FileVault ist die Festplattenverschlüsselung von macOS. Sie schützt Daten auf dem Mac, wenn das Gerät verloren geht, gestohlen wird oder ein Datenträger ausgebaut wird. Ohne Entsperrung bleiben die gespeicherten Inhalte unlesbar.
Für Unternehmen ist FileVault keine Spezialfunktion, sondern Grundschutz. Ein Mac kann klein, mobil und teuer sein. Noch wichtiger sind aber oft die Daten darauf: Kundendokumente, E-Mails, Zugangsdaten, Projektdateien oder lokal synchronisierte Cloud-Ordner.
Was FileVault schützt
FileVault verschlüsselt das Startvolume. Wer den Mac nicht entsperren kann, kommt nicht einfach an die lokalen Daten. Das ist besonders wichtig bei mobilen Geräten, Aussendienst, Homeoffice und allen Macs, auf denen geschäftliche Daten liegen.

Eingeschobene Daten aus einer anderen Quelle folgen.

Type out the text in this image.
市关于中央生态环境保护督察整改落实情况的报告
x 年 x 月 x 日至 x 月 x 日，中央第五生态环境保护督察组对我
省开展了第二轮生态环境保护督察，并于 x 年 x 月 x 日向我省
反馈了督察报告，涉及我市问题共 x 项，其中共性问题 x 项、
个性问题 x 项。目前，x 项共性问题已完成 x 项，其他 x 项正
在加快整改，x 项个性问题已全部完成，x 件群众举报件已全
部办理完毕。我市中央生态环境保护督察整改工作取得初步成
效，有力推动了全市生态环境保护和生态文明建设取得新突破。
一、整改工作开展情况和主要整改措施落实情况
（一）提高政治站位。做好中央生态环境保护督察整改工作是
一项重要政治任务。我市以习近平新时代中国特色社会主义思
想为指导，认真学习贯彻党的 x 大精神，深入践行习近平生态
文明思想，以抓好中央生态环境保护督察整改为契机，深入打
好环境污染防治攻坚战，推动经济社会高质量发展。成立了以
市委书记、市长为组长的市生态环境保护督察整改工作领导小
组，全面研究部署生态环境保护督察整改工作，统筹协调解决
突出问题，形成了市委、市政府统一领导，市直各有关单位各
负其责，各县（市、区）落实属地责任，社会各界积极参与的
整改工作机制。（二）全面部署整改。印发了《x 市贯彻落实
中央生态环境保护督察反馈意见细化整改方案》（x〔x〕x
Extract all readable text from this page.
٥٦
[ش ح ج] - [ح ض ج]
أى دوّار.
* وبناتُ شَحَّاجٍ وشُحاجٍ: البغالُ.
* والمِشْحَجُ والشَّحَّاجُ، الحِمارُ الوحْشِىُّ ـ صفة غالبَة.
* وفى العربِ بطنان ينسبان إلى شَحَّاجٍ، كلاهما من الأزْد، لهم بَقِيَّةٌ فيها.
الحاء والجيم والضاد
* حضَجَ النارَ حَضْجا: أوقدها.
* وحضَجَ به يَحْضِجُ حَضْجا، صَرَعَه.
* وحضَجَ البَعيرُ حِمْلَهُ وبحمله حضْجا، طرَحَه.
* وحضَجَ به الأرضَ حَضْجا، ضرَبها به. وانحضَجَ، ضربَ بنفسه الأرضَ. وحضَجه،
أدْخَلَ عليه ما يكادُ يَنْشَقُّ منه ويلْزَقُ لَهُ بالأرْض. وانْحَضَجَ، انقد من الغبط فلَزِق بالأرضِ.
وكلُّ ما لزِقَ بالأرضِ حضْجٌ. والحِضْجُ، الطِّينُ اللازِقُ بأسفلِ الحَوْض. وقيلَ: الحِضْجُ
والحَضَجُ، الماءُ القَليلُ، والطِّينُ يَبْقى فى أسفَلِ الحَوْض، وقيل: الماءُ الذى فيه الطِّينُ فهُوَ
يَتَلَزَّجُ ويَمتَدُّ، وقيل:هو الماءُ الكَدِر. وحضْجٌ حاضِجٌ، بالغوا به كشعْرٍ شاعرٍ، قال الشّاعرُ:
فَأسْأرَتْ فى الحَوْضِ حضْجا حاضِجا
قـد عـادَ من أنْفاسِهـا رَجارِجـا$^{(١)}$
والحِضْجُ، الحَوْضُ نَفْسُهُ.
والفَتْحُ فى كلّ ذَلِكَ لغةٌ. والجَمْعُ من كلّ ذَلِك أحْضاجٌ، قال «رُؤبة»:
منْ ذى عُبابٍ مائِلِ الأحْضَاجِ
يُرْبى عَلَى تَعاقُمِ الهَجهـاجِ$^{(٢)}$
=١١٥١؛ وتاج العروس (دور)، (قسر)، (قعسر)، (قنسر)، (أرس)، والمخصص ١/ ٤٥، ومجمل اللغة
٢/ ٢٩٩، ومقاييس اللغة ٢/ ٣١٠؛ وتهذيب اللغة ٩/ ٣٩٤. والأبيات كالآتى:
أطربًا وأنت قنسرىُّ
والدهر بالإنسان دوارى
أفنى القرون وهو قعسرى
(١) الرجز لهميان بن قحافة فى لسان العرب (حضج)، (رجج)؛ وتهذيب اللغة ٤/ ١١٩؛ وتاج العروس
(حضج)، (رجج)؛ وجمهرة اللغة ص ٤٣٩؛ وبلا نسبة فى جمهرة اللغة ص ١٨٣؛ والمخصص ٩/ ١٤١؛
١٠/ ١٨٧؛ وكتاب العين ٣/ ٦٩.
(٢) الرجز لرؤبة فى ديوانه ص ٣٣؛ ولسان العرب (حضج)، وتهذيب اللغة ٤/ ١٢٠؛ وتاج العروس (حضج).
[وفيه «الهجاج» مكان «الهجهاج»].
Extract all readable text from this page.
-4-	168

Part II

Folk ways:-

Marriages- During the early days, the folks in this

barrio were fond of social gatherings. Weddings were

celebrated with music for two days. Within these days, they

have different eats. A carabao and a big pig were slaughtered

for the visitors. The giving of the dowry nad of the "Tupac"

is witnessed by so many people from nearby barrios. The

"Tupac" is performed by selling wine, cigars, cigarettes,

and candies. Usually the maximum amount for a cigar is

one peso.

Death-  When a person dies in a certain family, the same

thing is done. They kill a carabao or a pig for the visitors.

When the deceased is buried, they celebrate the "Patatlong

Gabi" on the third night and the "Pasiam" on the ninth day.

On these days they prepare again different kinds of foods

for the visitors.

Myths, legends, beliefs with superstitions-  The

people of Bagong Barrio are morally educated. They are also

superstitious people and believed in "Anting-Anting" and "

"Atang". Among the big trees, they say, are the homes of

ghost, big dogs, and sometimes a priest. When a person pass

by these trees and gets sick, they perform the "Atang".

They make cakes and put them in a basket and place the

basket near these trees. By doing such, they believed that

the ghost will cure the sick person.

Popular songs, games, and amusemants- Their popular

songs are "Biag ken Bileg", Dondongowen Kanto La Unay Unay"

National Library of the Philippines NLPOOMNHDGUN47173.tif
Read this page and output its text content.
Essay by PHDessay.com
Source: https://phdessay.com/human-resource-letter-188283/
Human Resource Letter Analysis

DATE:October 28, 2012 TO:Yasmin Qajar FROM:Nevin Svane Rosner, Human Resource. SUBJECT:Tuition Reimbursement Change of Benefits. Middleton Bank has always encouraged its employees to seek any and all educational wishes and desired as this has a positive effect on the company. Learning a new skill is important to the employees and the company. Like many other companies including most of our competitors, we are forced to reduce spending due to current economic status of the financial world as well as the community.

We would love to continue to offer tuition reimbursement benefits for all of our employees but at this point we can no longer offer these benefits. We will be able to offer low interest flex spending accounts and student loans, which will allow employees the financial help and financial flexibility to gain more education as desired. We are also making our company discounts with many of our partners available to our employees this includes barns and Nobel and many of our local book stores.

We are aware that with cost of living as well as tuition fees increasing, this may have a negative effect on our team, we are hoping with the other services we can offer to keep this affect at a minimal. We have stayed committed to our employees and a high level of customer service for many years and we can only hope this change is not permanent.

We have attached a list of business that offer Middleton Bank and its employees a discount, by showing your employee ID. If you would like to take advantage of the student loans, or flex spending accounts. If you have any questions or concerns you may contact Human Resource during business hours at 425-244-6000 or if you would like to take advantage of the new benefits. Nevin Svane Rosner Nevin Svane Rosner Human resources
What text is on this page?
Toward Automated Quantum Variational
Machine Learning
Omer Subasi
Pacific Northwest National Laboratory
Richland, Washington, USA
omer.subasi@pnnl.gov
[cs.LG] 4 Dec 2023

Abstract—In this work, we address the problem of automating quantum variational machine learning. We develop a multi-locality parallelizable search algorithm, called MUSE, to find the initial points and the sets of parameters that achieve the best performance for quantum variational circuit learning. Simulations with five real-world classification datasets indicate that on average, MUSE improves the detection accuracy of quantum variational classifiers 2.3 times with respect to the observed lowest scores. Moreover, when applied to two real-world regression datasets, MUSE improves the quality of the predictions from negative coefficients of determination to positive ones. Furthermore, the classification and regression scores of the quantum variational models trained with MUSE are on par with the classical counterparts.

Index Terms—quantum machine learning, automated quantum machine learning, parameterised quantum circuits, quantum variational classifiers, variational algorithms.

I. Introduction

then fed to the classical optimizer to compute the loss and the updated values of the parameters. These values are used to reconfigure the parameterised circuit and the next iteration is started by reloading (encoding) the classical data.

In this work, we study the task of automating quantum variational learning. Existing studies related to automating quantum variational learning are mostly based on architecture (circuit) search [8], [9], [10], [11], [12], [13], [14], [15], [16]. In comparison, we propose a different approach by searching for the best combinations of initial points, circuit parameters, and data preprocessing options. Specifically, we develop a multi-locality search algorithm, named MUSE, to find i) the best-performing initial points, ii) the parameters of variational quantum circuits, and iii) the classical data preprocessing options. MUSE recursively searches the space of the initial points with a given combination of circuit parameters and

FileVault ersetzt aber kein Backup. Wenn Daten gelöscht, beschädigt oder durch einen Fehler überschrieben werden, hilft Verschlüsselung nicht bei der Wiederherstellung. FileVault schützt Vertraulichkeit, Backup schützt Verfügbarkeit.
Recovery Key
Der Recovery Key ist der Notausgang. Wenn eine berechtigte Person den Mac nicht mehr entsperren kann, braucht der Betrieb einen dokumentierten Wiederherstellungsweg.
Genau hier entstehen viele Probleme. FileVault wird zwar aktiviert, aber niemand weiss später, wo der Recovery Key liegt. Oder der Schlüssel liegt unsicher in einer Notiz, auf die zu viele Personen Zugriff haben. Beides ist schlecht.
In einem sauberen Setup wird der Recovery Key kontrolliert verwaltet. Bei Firmengeräten gehört das in die Geräteverwaltung, also ins MDM, oder in einen klar geregelten sicheren Prozess. Wichtig ist, dass Zugriff und Verantwortung dokumentiert sind.
FileVault und MDM
Mit MDM lässt sich FileVault standardisieren. Das MDM kann Vorgaben setzen, Schlüssel verwalten und den Zustand prüfen. Dadurch wird FileVault nicht von jeder Person einzeln eingerichtet, sondern als Teil des Apple-Workplace-Standards behandelt.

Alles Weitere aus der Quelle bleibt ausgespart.